I parked at the club when the other half of the conversation hit me. Own your hang-ups, whatever they are. At the time I’d been focused on the apology she thought I owed her. Now, I considered her words another way.
Did she know? No way, if she knew about my stupidity, she wouldn’t even want me back. Were we apart? I should walk away, but I was too weak. The idea of giving up Red—it made my chest burn. No, she’d see it my way.
Chapter Twenty-Four: Lila
Wednesday dawned and dread settled in me. With no word from Dare last night after our fight, cooking the club breakfast felt more like punishment instead of pleasure.

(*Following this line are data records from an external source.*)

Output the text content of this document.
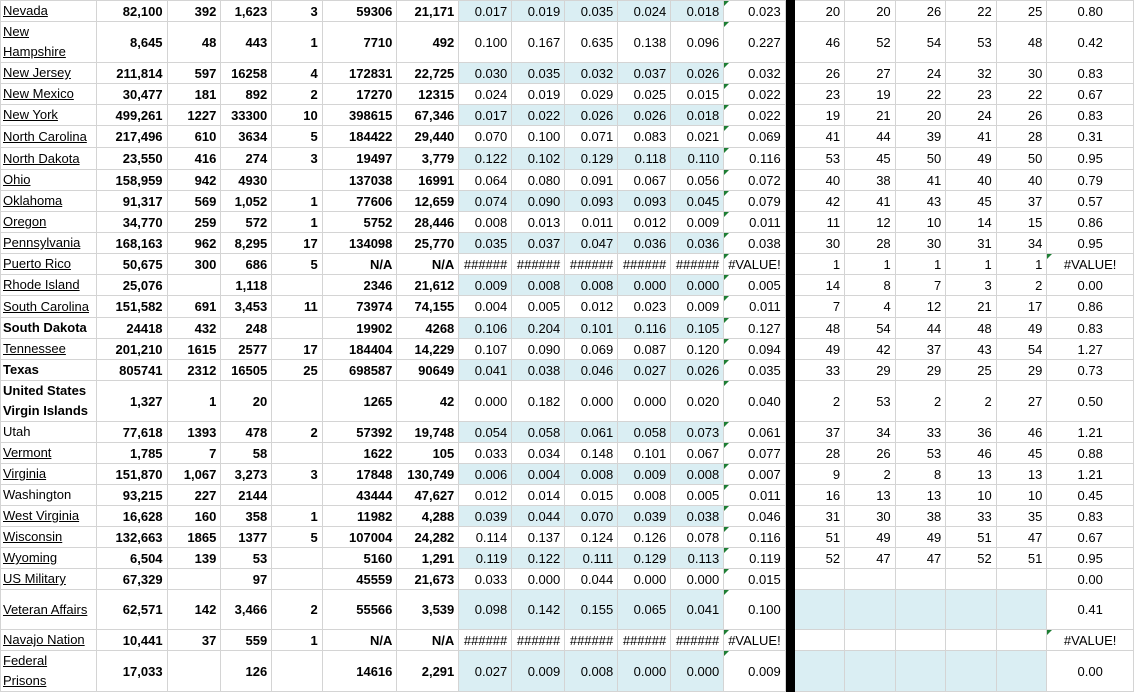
Nevada	82,100	392	1,623	3	59306	21,171	0.017	0.019	0.035	0.024	0.018	0.023		20	20	26	22	25	0.80
New Hampshire	8,645	48	443	1	7710	492	0.100	0.167	0.635	0.138	0.096	0.227		46	52	54	53	48	0.42
New Jersey	211,814	597	16258	4	172831	22,725	0.030	0.035	0.032	0.037	0.026	0.032		26	27	24	32	30	0.83
New Mexico	30,477	181	892	2	17270	12315	0.024	0.019	0.029	0.025	0.015	0.022		23	19	22	23	22	0.67
New York	499,261	1227	33300	10	398615	67,346	0.017	0.022	0.026	0.026	0.018	0.022		19	21	20	24	26	0.83
North Carolina	217,496	610	3634	5	184422	29,440	0.070	0.100	0.071	0.083	0.021	0.069		41	44	39	41	28	0.31
North Dakota	23,550	416	274	3	19497	3,779	0.122	0.102	0.129	0.118	0.110	0.116		53	45	50	49	50	0.95
Ohio	158,959	942	4930		137038	16991	0.064	0.080	0.091	0.067	0.056	0.072		40	38	41	40	40	0.79
Oklahoma	91,317	569	1,052	1	77606	12,659	0.074	0.090	0.093	0.093	0.045	0.079		42	41	43	45	37	0.57
Oregon	34,770	259	572	1	5752	28,446	0.008	0.013	0.011	0.012	0.009	0.011		11	12	10	14	15	0.86
Pennsylvania	168,163	962	8,295	17	134098	25,770	0.035	0.037	0.047	0.036	0.036	0.038		30	28	30	31	34	0.95
Puerto Rico	50,675	300	686	5	N/A	N/A	######	######	######	######	######	#VALUE!		1	1	1	1	1	#VALUE!
Rhode Island	25,076		1,118		2346	21,612	0.009	0.008	0.008	0.000	0.000	0.005		14	8	7	3	2	0.00
South Carolina	151,582	691	3,453	11	73974	74,155	0.004	0.005	0.012	0.023	0.009	0.011		7	4	12	21	17	0.86
South Dakota	24418	432	248		19902	4268	0.106	0.204	0.101	0.116	0.105	0.127		48	54	44	48	49	0.83
Tennessee	201,210	1615	2577	17	184404	14,229	0.107	0.090	0.069	0.087	0.120	0.094		49	42	37	43	54	1.27
Texas	805741	2312	16505	25	698587	90649	0.041	0.038	0.046	0.027	0.026	0.035		33	29	29	25	29	0.73
United States Virgin Islands	1,327	1	20		1265	42	0.000	0.182	0.000	0.000	0.020	0.040		2	53	2	2	27	0.50
Utah	77,618	1393	478	2	57392	19,748	0.054	0.058	0.061	0.058	0.073	0.061		37	34	33	36	46	1.21
Vermont	1,785	7	58		1622	105	0.033	0.034	0.148	0.101	0.067	0.077		28	26	53	46	45	0.88
Virginia	151,870	1,067	3,273	3	17848	130,749	0.006	0.004	0.008	0.009	0.008	0.007		9	2	8	13	13	1.21
Washington	93,215	227	2144		43444	47,627	0.012	0.014	0.015	0.008	0.005	0.011		16	13	13	10	10	0.45
West Virginia	16,628	160	358	1	11982	4,288	0.039	0.044	0.070	0.039	0.038	0.046		31	30	38	33	35	0.83
Wisconsin	132,663	1865	1377	5	107004	24,282	0.114	0.137	0.124	0.126	0.078	0.116		51	49	49	51	47	0.67
Wyoming	6,504	139	53		5160	1,291	0.119	0.122	0.111	0.129	0.113	0.119		52	47	47	52	51	0.95
US Military	67,329		97		45559	21,673	0.033	0.000	0.044	0.000	0.000	0.015							0.00
Veteran Affairs	62,571	142	3,466	2	55566	3,539	0.098	0.142	0.155	0.065	0.041	0.100							0.41
Navajo Nation	10,441	37	559	1	N/A	N/A	######	######	######	######	######	#VALUE!							#VALUE!
Federal Prisons	17,033		126		14616	2,291	0.027	0.009	0.008	0.000	0.000	0.009							0.00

Will he be there? Are we done?
I’d slept eight hours of the last forty-eight and cried too much. I spent my days vacillating between outrage and despair. I loved him, but he didn’t trust me, let alone love me.
Since my mother died, not a single person I loved had loved me back.
I never learned. I continued to be punished for loving someone too broken to love. He didn’t read very well, or he had other issues. But didn’t we all? No one escaped life without scars.
I dragged my sorry ass out of bed and tied my hair back. I washed my face and brushed my teeth. I’d tried to cover up the worst of my red-eyed sorrow at work, but this morning I didn’t care.
I’d charged my phone, but I wasn’t answering it because Dare didn’t call or answer my calls. And I didn’t want to talk to anyone else.
At the club, I dove into cooking—the first escape I’d found. I stirred batter and jammed to the tunes blaring in my ears. I jumped when a hand settled on my back. I turned off the music and stared at MJ.
“You look like shit.” She moved in like she’d hug me.
I held my hands up, stopping her.
“Want me to finish?” The pity in her expression hurt the worst.
“Am I not welcome?” It took my last reserve of strength to ask.